The argument from the 1975 Polyakov paper seems to hinge on the following:
These instantons are locally metastable, meaning a local perturbation won't necessarily destroy them. That's what the $\delta H = 0$ condition is ensuring. One can also show (through some work I won't go through) his statements that:
- The radius of these instanton configurations remains roughly constant as the temperature or scale of the system is varied; this means they stay a finite size
- Their average distance between instantons $r_{av} \sim a e^{E/T}$ (a being the lattice spacing) might increase with lowering temperature, but is always finite for a finite temperature. This can be thought of as an entropy effect; so long as you're at a finite temperature, these metastable configurations will exist.
The argument is thus: any long-wavelength correlation function of spins loses its correlations between the spin at x=0 and the spin roughly at $x \sim r_{av}$ since, well, the ferromagnetic correlations at short-distance scales and moderate-distance scales are there, but on average you'll get the correlations to disappear because you'll reach these other configurations. Therefore, your correlation function will look like
$\langle S_{x=0} S_{x=r}\rangle \sim \begin{cases} G_{ferro}(r) & r \ll r_{av} \\ e^{-mr} & r \gg r_{av} \end{cases}$
where $m$ is just some constant. It's likely there are corrections to this form. The exponential decay is still nonzero essentially because there's a small probability you haven't 'encountered' these metastable configurations in the equilibrium system yet even at these large distances. One can in fact interpolate between these two points by introducing a length scale factor that suppresses the exponential form at small $r$: $\langle S_{x=0} S_{x=r}\rangle \sim G_{ferro}(r) e^{-\frac{mr}{r_{av}}}$. The latter factor is basically 1 for $mr \ll r_{av}$, so it reproduces the above form.

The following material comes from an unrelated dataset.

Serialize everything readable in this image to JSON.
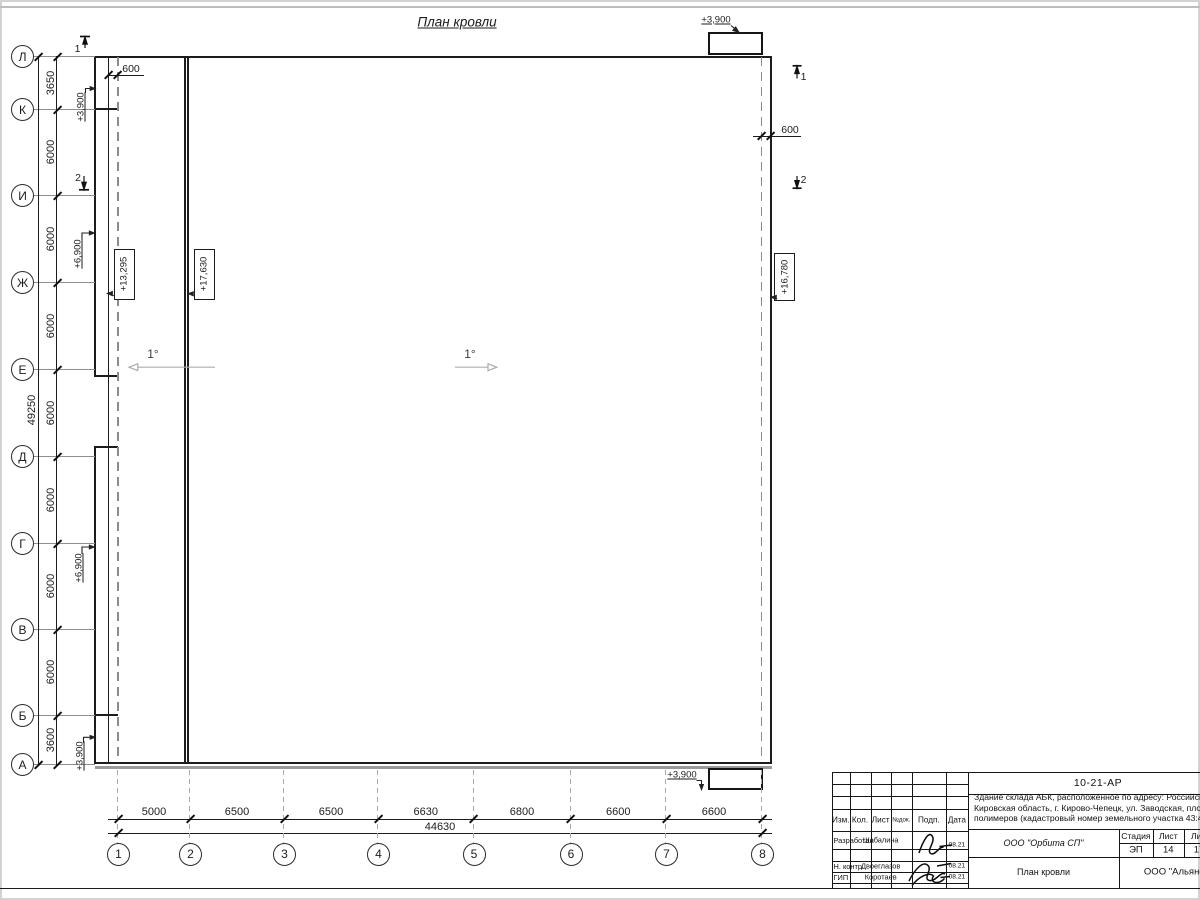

The point (1) above, that these instantons remain a fixed radius, means that if you were to do an RG analysis, once you get to the point where you block-average over length scales of $r_{av}$, you will encounter new terms corresponding to these instantons, which will also lead you to this conclusion of a gapped state. I haven't done the analysis, so I can't comment on the exact form this would take. (I suspect these instantons will come out as looking like delta-functions as T goes to 0, since $R_{instanton}/r_{av}$ goes to 0 exponentially)
Something to keep in mind are that there can also be domain wall defects (line defects). I believe this is discussed in Chaikin & Lubensky's condensed matter physics book. The argument is also one of entropy; as the system gets larger and larger, the likelihood that there exists a domain wall somewhere in the system increases to 1 for finite temperatures. Other sorts of defects in general can occur as well.
I can't comment on the O(4) model case, sorry.
EDIT 4/6/2022: I can now comment on the O(4) model case, at least classically, and hazard my guess for how it affects the problem in QM/QFT. As discussed in Chaikin & Lubensky, Principles of Condensed Matter Physics Ch.9, if you have an O(N) spin model (order parameter is therefore degenerate on a sphere $S_{N-1}$ on a d-dimensional system, then for topological defects to be (meta)stable to infinitesimal deformations, you have restrictions on the dimensional character of the defect.
Define $d' = d - d_s$, where $d$ is the dimension of the space (= 2 here) and $d_2$ is the dimensionality of the 'core' of the defect. For 2d vortices, the core is a point (0d); for vortices in a 3D system, you may have the core be a line ($d_s = 1$). A defect must have $n <= d'$, where $n$ is N above, aka the symmetry of the order parameter characterizing the state. If $N>d'$, then one can use the extra dimensionality of the order parameter to continuously deform the spins such that you can get back to the uniform/regular configuration.
QM fluctuations add another dimension, so I think the 2-dimensional space of the XY model can be extended to be considered 3-dimensional for the purposes on this context. Therefore the vortices are topologically stable for the O(3) model, whereas in the O(4) model they wouldn't be. In the context of this question/answer, this means that configurations with topological defects will not show up as local minima of the action if you have an O(4) model on a 2-dimensional lattice. However, that does not mean there is or isn't a phase transition. It just means the same argument precluding the O(3) model having a phase transition does not apply here, but does not guarantee one way or the other that the O(4) model has a transition.